I’ve been, shall we say… intrigued by the book cover for The Southern Book Club’s Guide to Slaying Vampires since I first heard about it back in February, and then even more so when I realized that Grady Hendrix was the author of a handful of books that have piqued my interest on more than one occasion (including My Best Friend’s Exorcism, We Sold Our Souls, Horrorstör, and Paperbacks from Hell). I borrowed the book from the library sometime in August but never got around to actually reading it until I needed a palate cleanser between How to Be an Antiracist and The New Jim Crow.
But, like all good books, I shouldn’t have waited so long.
With a title like The Southern Book Club’s Guide to Slaying Vampires, it’s not a surprise when a vampire eventually shows up—nor is it entirely unwarranted when Patricia assumes her strange new neighbor might actually be one. (This is fiction after all.) But, like all my favorite vampire novels, the best part isn’t just the gory, blood-soaked standoff at the end: it’s the little moments that lead you there and all the second-guessing along the way.
One of my favorite parts was the true-crime book club Patricia starts with some of the other housewives in her neighborhood.

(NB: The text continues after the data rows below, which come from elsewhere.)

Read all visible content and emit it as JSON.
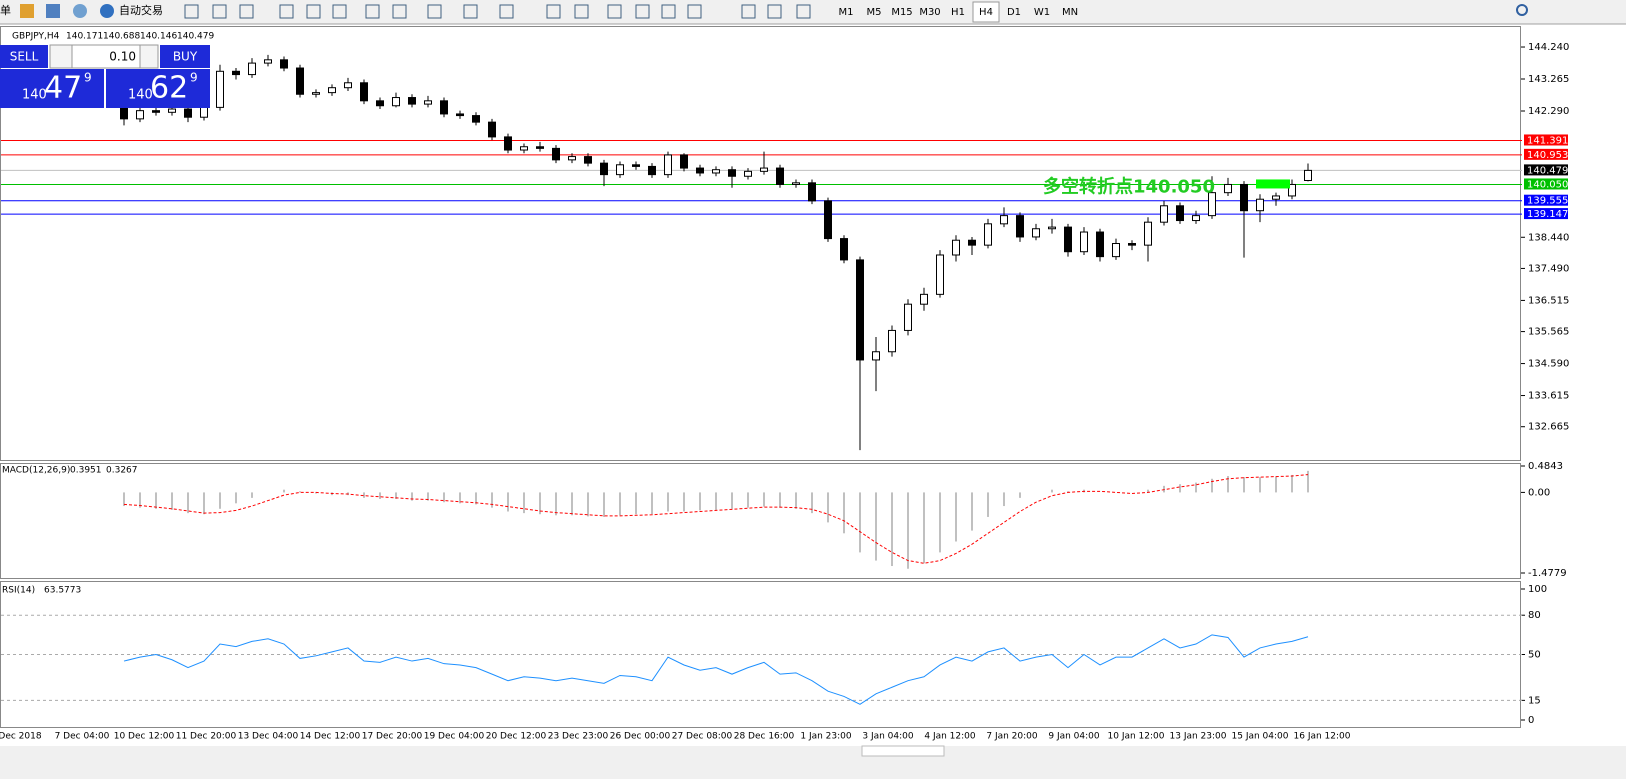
{
  "toolbar": {
    "left_text": "单",
    "auto_trading": "自动交易",
    "timeframes": [
      "M1",
      "M5",
      "M15",
      "M30",
      "H1",
      "H4",
      "D1",
      "W1",
      "MN"
    ],
    "active_timeframe": "H4"
  },
  "trade_panel": {
    "sell": "SELL",
    "lot": "0.10",
    "buy": "BUY",
    "sell_price": {
      "big": "140",
      "main": "47",
      "pip": "9"
    },
    "buy_price": {
      "big": "140",
      "main": "62",
      "pip": "9"
    }
  },
  "chart_data": [
    {
      "type": "candlestick",
      "symbol": "GBPJPY,H4",
      "header_values": [
        140.171,
        140.688,
        140.146,
        140.479
      ],
      "up_color": "#ffffff",
      "down_color": "#000000",
      "ylim": [
        131.65,
        144.82
      ],
      "yticks": [
        {
          "value": 144.24,
          "label": "144.240"
        },
        {
          "value": 143.265,
          "label": "143.265"
        },
        {
          "value": 142.29,
          "label": "142.290"
        },
        {
          "value": 138.44,
          "label": "138.440"
        },
        {
          "value": 137.49,
          "label": "137.490"
        },
        {
          "value": 136.515,
          "label": "136.515"
        },
        {
          "value": 135.565,
          "label": "135.565"
        },
        {
          "value": 134.59,
          "label": "134.590"
        },
        {
          "value": 133.615,
          "label": "133.615"
        },
        {
          "value": 132.665,
          "label": "132.665"
        }
      ],
      "levels": [
        {
          "value": 141.391,
          "color": "#ff0000"
        },
        {
          "value": 140.953,
          "color": "#ff0000"
        },
        {
          "value": 140.479,
          "color": "#c0c0c0",
          "label_color": "#000000"
        },
        {
          "value": 140.05,
          "label": "140.050",
          "color": "#00c000"
        },
        {
          "value": 139.555,
          "color": "#0000ff"
        },
        {
          "value": 139.147,
          "color": "#0000ff"
        }
      ],
      "annotation": "多空转折点140.050",
      "annotation_color": "#22cc22",
      "candles": [
        [
          142.55,
          142.65,
          141.85,
          142.05
        ],
        [
          142.05,
          142.4,
          141.95,
          142.3
        ],
        [
          142.3,
          142.4,
          142.15,
          142.25
        ],
        [
          142.25,
          142.45,
          142.15,
          142.35
        ],
        [
          142.35,
          142.45,
          141.95,
          142.1
        ],
        [
          142.1,
          142.55,
          142,
          142.4
        ],
        [
          142.4,
          143.7,
          142.3,
          143.5
        ],
        [
          143.5,
          143.6,
          143.25,
          143.4
        ],
        [
          143.4,
          143.9,
          143.3,
          143.75
        ],
        [
          143.75,
          144,
          143.65,
          143.85
        ],
        [
          143.85,
          143.95,
          143.5,
          143.6
        ],
        [
          143.6,
          143.7,
          142.7,
          142.8
        ],
        [
          142.8,
          142.95,
          142.7,
          142.85
        ],
        [
          142.85,
          143.1,
          142.75,
          143
        ],
        [
          143,
          143.3,
          142.9,
          143.15
        ],
        [
          143.15,
          143.25,
          142.5,
          142.6
        ],
        [
          142.6,
          142.7,
          142.35,
          142.45
        ],
        [
          142.45,
          142.85,
          142.4,
          142.7
        ],
        [
          142.7,
          142.8,
          142.4,
          142.5
        ],
        [
          142.5,
          142.75,
          142.4,
          142.6
        ],
        [
          142.6,
          142.7,
          142.1,
          142.2
        ],
        [
          142.2,
          142.3,
          142.05,
          142.15
        ],
        [
          142.15,
          142.25,
          141.85,
          141.95
        ],
        [
          141.95,
          142.05,
          141.4,
          141.5
        ],
        [
          141.5,
          141.6,
          141,
          141.1
        ],
        [
          141.1,
          141.3,
          141,
          141.2
        ],
        [
          141.2,
          141.35,
          141.05,
          141.15
        ],
        [
          141.15,
          141.25,
          140.7,
          140.8
        ],
        [
          140.8,
          141,
          140.7,
          140.9
        ],
        [
          140.9,
          141,
          140.6,
          140.7
        ],
        [
          140.7,
          140.8,
          140,
          140.35
        ],
        [
          140.35,
          140.75,
          140.25,
          140.65
        ],
        [
          140.65,
          140.75,
          140.5,
          140.6
        ],
        [
          140.6,
          140.7,
          140.25,
          140.35
        ],
        [
          140.35,
          141.05,
          140.25,
          140.95
        ],
        [
          140.95,
          141,
          140.45,
          140.55
        ],
        [
          140.55,
          140.65,
          140.3,
          140.4
        ],
        [
          140.4,
          140.6,
          140.3,
          140.5
        ],
        [
          140.5,
          140.6,
          139.95,
          140.3
        ],
        [
          140.3,
          140.55,
          140.2,
          140.45
        ],
        [
          140.45,
          141.05,
          140.35,
          140.55
        ],
        [
          140.55,
          140.65,
          139.95,
          140.05
        ],
        [
          140.05,
          140.2,
          139.95,
          140.1
        ],
        [
          140.1,
          140.2,
          139.45,
          139.55
        ],
        [
          139.55,
          139.65,
          138.3,
          138.4
        ],
        [
          138.4,
          138.5,
          137.65,
          137.75
        ],
        [
          137.75,
          137.85,
          131.95,
          134.7
        ],
        [
          134.7,
          135.4,
          133.75,
          134.95
        ],
        [
          134.95,
          135.75,
          134.8,
          135.6
        ],
        [
          135.6,
          136.55,
          135.45,
          136.4
        ],
        [
          136.4,
          136.9,
          136.2,
          136.7
        ],
        [
          136.7,
          138.05,
          136.6,
          137.9
        ],
        [
          137.9,
          138.5,
          137.7,
          138.35
        ],
        [
          138.35,
          138.45,
          137.9,
          138.2
        ],
        [
          138.2,
          139,
          138.1,
          138.85
        ],
        [
          138.85,
          139.35,
          138.75,
          139.1
        ],
        [
          139.1,
          139.2,
          138.3,
          138.45
        ],
        [
          138.45,
          138.85,
          138.35,
          138.7
        ],
        [
          138.7,
          139,
          138.55,
          138.75
        ],
        [
          138.75,
          138.85,
          137.85,
          138
        ],
        [
          138,
          138.75,
          137.9,
          138.6
        ],
        [
          138.6,
          138.7,
          137.7,
          137.85
        ],
        [
          137.85,
          138.4,
          137.75,
          138.25
        ],
        [
          138.25,
          138.35,
          138.05,
          138.2
        ],
        [
          138.2,
          139.05,
          137.7,
          138.9
        ],
        [
          138.9,
          139.55,
          138.8,
          139.4
        ],
        [
          139.4,
          139.5,
          138.85,
          138.95
        ],
        [
          138.95,
          139.25,
          138.85,
          139.1
        ],
        [
          139.1,
          140.3,
          139,
          139.8
        ],
        [
          139.8,
          140.25,
          139.7,
          140.05
        ],
        [
          140.05,
          140.15,
          137.82,
          139.25
        ],
        [
          139.25,
          139.75,
          138.9,
          139.6
        ],
        [
          139.6,
          139.8,
          139.4,
          139.7
        ],
        [
          139.7,
          140.2,
          139.6,
          140.05
        ],
        [
          140.171,
          140.688,
          140.146,
          140.479
        ]
      ],
      "time_labels": [
        "Dec 2018",
        "7 Dec 04:00",
        "10 Dec 12:00",
        "11 Dec 20:00",
        "13 Dec 04:00",
        "14 Dec 12:00",
        "17 Dec 20:00",
        "19 Dec 04:00",
        "20 Dec 12:00",
        "23 Dec 23:00",
        "26 Dec 00:00",
        "27 Dec 08:00",
        "28 Dec 16:00",
        "1 Jan 23:00",
        "3 Jan 04:00",
        "4 Jan 12:00",
        "7 Jan 20:00",
        "9 Jan 04:00",
        "10 Jan 12:00",
        "13 Jan 23:00",
        "15 Jan 04:00",
        "16 Jan 12:00"
      ]
    },
    {
      "type": "macd",
      "title": "MACD(12,26,9)",
      "header_values": [
        0.3951,
        0.3267
      ],
      "ylim": [
        -1.4779,
        0.4843
      ],
      "yticks": [
        0.4843,
        {
          "value": 0,
          "label": "0.00"
        },
        -1.4779
      ],
      "hist_color": "#c0c0c0",
      "signal_color": "#ff0000",
      "histogram": [
        -0.25,
        -0.28,
        -0.3,
        -0.32,
        -0.38,
        -0.4,
        -0.3,
        -0.2,
        -0.1,
        0,
        0.05,
        0.02,
        -0.02,
        -0.05,
        -0.05,
        -0.1,
        -0.12,
        -0.12,
        -0.15,
        -0.15,
        -0.18,
        -0.2,
        -0.22,
        -0.28,
        -0.35,
        -0.38,
        -0.4,
        -0.42,
        -0.42,
        -0.44,
        -0.45,
        -0.42,
        -0.4,
        -0.4,
        -0.35,
        -0.35,
        -0.33,
        -0.32,
        -0.3,
        -0.28,
        -0.26,
        -0.28,
        -0.3,
        -0.38,
        -0.55,
        -0.75,
        -1.1,
        -1.25,
        -1.35,
        -1.4,
        -1.3,
        -1.1,
        -0.9,
        -0.7,
        -0.45,
        -0.25,
        -0.1,
        0,
        0.05,
        0.02,
        0.05,
        0,
        0,
        0,
        0.05,
        0.12,
        0.15,
        0.18,
        0.25,
        0.3,
        0.28,
        0.28,
        0.29,
        0.32,
        0.3951
      ],
      "signal": [
        -0.22,
        -0.24,
        -0.27,
        -0.3,
        -0.34,
        -0.38,
        -0.37,
        -0.33,
        -0.25,
        -0.15,
        -0.05,
        0,
        0,
        -0.02,
        -0.03,
        -0.06,
        -0.08,
        -0.1,
        -0.12,
        -0.13,
        -0.15,
        -0.17,
        -0.19,
        -0.22,
        -0.26,
        -0.3,
        -0.34,
        -0.37,
        -0.39,
        -0.41,
        -0.43,
        -0.43,
        -0.42,
        -0.41,
        -0.39,
        -0.37,
        -0.35,
        -0.33,
        -0.31,
        -0.29,
        -0.27,
        -0.27,
        -0.28,
        -0.31,
        -0.4,
        -0.52,
        -0.72,
        -0.92,
        -1.1,
        -1.25,
        -1.3,
        -1.25,
        -1.12,
        -0.95,
        -0.75,
        -0.55,
        -0.35,
        -0.18,
        -0.06,
        0,
        0.02,
        0.02,
        0,
        -0.02,
        0,
        0.05,
        0.1,
        0.14,
        0.2,
        0.25,
        0.27,
        0.28,
        0.29,
        0.3,
        0.3267
      ]
    },
    {
      "type": "line",
      "title": "RSI(14)",
      "header_value": 63.5773,
      "ylim": [
        0,
        100
      ],
      "yticks": [
        100,
        80,
        50,
        15,
        0
      ],
      "levels": [
        80,
        50,
        15
      ],
      "color": "#1e90ff",
      "values": [
        45,
        48,
        50,
        46,
        40,
        45,
        58,
        56,
        60,
        62,
        58,
        47,
        49,
        52,
        55,
        45,
        44,
        48,
        45,
        47,
        43,
        42,
        40,
        35,
        30,
        33,
        32,
        30,
        32,
        30,
        28,
        34,
        33,
        30,
        48,
        42,
        38,
        40,
        35,
        40,
        44,
        35,
        36,
        30,
        22,
        18,
        12,
        20,
        25,
        30,
        33,
        42,
        48,
        45,
        52,
        55,
        45,
        48,
        50,
        40,
        50,
        42,
        48,
        48,
        55,
        62,
        55,
        58,
        65,
        63,
        48,
        55,
        58,
        60,
        63.5773
      ]
    }
  ]
}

The club forms the backbone of the novel and, once its overtaken by the women’s husbands and blown up into a town-wide social affair, just another metaphorical thread that ties the plot together. There’s a lot of icky, not great stuff that happens throughout the novel, but one of the worst involved all the husbands forcing their wives—after said wives believed and supported Patricia against James Harris—to not only apologize but also embrace him as one of their own. The amount of manipulation and gaslighting that occurred just put this pit in my stomach that only went away at the end (in, yes, a very satisfying gory, blood-soaked standoff).
The Southern Book Club’s Guide to Slaying Vampires is a long book at just over 400 pages but, by the last third or fourth, I found myself curled up on the sofa in a reading cocoon, content to only get up once I’d finished. It’s a genre book but also not one, too. Hendrix writes in his author’s note that “when I was a kid I didn’t take my mom seriously” and I found myself returning to the quote at the end. There are so many instances where Patricia isn’t taken seriously as a woman, as a wife, as a mother, or as a friend; where her mother-in-law, Ruth, is brushed off as senile; or where Ruth’s caretaker, Mrs. Greene, is silenced because of her skin color and where she lives… and then so many instances where all three women are proved correct.
It might have taken Patricia a little longer than I’d hoped for her to put her foot down and for Patricia’s husband and neighbor to get what they deserved… but, oh, what a comeuppance.